Em um olhar para o mundo, foi observado que de 102 países, 65 isentam a educação e 20 cobram entre 0% e 10%. “No Brasil, a carga equivalente seria entre zero e dez. Com a proposta de pagar mais de 10%, ficaríamos entre os 17 piores países. Entendemos que precisa ser estimulado, cada família investir na educação do próprio filho, todo mundo ganha”, reforçou.

O que foi proposto 

A ideia básica inicial do Governo Federal era transformar as tributações que incidem diretamente sobre bens e serviços em um imposto único, ou seja, unificar ICMS, ISS, PIS, COFINS e IPI. “A ideia era simplificar e todo mundo pagar da mesma maneira”, disse o consultor. 

No entanto, depois de muita discussão e avanços, foram indicados dois tipos de impostos: um que substitui o ICMS e o ISS e outro o PIS e o COFINS. “O IPI ainda tem algumas questões específicas. Vão criar um imposto seletivo sobre quem causa danos à saúde e ao meio ambiente”, pontuou.

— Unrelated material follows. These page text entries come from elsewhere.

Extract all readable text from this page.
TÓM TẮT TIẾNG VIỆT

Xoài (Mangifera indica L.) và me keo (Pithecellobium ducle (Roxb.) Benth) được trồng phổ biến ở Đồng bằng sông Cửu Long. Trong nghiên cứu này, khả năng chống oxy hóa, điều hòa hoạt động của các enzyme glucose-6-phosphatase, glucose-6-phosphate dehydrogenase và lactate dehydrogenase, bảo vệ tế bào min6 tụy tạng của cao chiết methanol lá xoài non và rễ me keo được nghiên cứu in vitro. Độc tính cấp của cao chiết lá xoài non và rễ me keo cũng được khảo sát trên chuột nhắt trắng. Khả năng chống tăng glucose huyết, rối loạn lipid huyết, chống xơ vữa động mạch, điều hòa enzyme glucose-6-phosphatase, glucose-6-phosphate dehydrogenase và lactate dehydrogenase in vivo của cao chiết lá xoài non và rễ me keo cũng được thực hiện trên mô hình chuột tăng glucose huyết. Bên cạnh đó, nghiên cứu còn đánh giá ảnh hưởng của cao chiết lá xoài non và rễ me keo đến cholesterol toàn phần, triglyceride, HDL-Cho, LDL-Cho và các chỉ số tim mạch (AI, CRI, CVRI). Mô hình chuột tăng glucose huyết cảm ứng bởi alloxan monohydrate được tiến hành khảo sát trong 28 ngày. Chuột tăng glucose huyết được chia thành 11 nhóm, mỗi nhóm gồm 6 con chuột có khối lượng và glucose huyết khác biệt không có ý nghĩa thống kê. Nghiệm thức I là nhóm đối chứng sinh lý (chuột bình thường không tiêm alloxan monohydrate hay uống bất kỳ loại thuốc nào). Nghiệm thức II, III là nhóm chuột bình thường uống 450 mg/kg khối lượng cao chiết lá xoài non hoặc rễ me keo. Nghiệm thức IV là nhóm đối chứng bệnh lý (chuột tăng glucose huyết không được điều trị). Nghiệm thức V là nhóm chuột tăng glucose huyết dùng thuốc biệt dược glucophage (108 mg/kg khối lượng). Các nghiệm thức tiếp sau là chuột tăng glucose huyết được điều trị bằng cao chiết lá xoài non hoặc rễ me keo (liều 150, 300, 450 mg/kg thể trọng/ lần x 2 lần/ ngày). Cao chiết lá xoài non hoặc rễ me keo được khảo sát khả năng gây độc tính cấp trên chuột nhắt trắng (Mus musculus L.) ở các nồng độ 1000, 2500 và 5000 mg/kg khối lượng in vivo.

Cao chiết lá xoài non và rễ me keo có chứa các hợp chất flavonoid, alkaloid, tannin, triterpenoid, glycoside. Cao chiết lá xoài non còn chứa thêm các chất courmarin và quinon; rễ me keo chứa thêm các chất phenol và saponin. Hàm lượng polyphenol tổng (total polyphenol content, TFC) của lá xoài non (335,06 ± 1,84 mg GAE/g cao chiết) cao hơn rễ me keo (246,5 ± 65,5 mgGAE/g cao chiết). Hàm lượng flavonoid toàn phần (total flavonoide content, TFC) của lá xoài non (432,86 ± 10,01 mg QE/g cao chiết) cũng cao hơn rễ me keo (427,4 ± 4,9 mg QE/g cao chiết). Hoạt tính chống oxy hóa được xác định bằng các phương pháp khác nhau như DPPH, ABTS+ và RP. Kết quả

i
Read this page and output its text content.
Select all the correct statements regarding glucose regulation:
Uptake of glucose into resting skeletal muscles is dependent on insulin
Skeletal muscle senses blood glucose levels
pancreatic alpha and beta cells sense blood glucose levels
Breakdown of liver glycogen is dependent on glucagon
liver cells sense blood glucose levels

Educação, saúde, transporte urbano e outros setores terão uma isenção completa. Alguns exemplos são da indústria farmacêutica, que terá casos para medicamentos para câncer, e o imobiliário, que terá um regime todo próprio. “Nós (da educação) conseguimos ficar no que era o nosso objetivo”, salientou. 

O que vai mudar?

Atualmente, a educação está dentro de um regime cumulativo, ou seja, paga uma guia de ISS e duas de PIS e COFINS. Esses são os impostos diretos que uma escola costuma pagar. Em média, são pagos R$ 3,5 mil de PIS e COFINS, e R$ 2,5 mil de ISS (dependendo do município). 

Por mais que as escolas possuam impostos diretos, existem outros impostos embutidos. “Se consome energia, tem PIS, COFINS e ICMS. Se pagar por segurança tem PIS, COFINS e ISS. Existem tributos escondidos que são pagos toda vez que se compra algo de um fornecedor. Isso se chama resíduo tributário e essa é a carga indireta”, salientou.

Por esses motivos haverá a migração do setor para o regime não cumulativo, que funciona a partir das despesas. Segundo o consultor, a alíquota será mais alta, mas todos os impostos escondidos serão o resíduo tributário. Se uma escola tiver que pagar determinada quantia, tudo será destacado (energia, segurança, pacote pedagógico, informática, entre outros itens). “Vou abater isso e será chamado de crédito tributário. Se alguém me perguntar: qual será o impacto? Digo que será diferente em cada escola. Cada uma consome de um jeito diferente”, ponderou.

Criação do ProBásico

Casali mencionou que o setor da educação possui uma defesa muito forte quanto ao ProUni, pois tem benefícios por meio de bolsas para pessoas de baixa renda. A título de comparação, com dados entre 2015 e 2017 (Enade/INEP/MEC), um aluno prounista custava R$ 4,6 mil por ano. Já um estudante de uma universidade pública tinha um custo, ao ano, de R$ 28,6 mil. “É 16% do custo estudando ProUni e os desempenhos dos alunos é o mesmo na avaliação do MEC”, frisou.

Uma “bandeira” da FENEP,  tanto na Câmara e no Senado, ainda com resistência, é a criação de um programa igual ao ProUni, mas para as escolas do Ensino Básico. Nessa proposta, permite isenção do IRPJ, da Contribuição Social sobre o Lucro Líquido (CSLVL) e da CBS. 

Para incentivar o ProBásico, alguns números foram apresentados pelo Fórum. “Poderíamos ter mais 150 mil crianças com bolsas, estudando nas melhores escolas do Brasil. Isso significa uma isenção de R$ 478 milhões e um custo final para o Estado de R$ 3,4 mil por aluno. Um custo bem baixo para colocar um estudante em uma escola particular de qualidade”, analisou o consultor.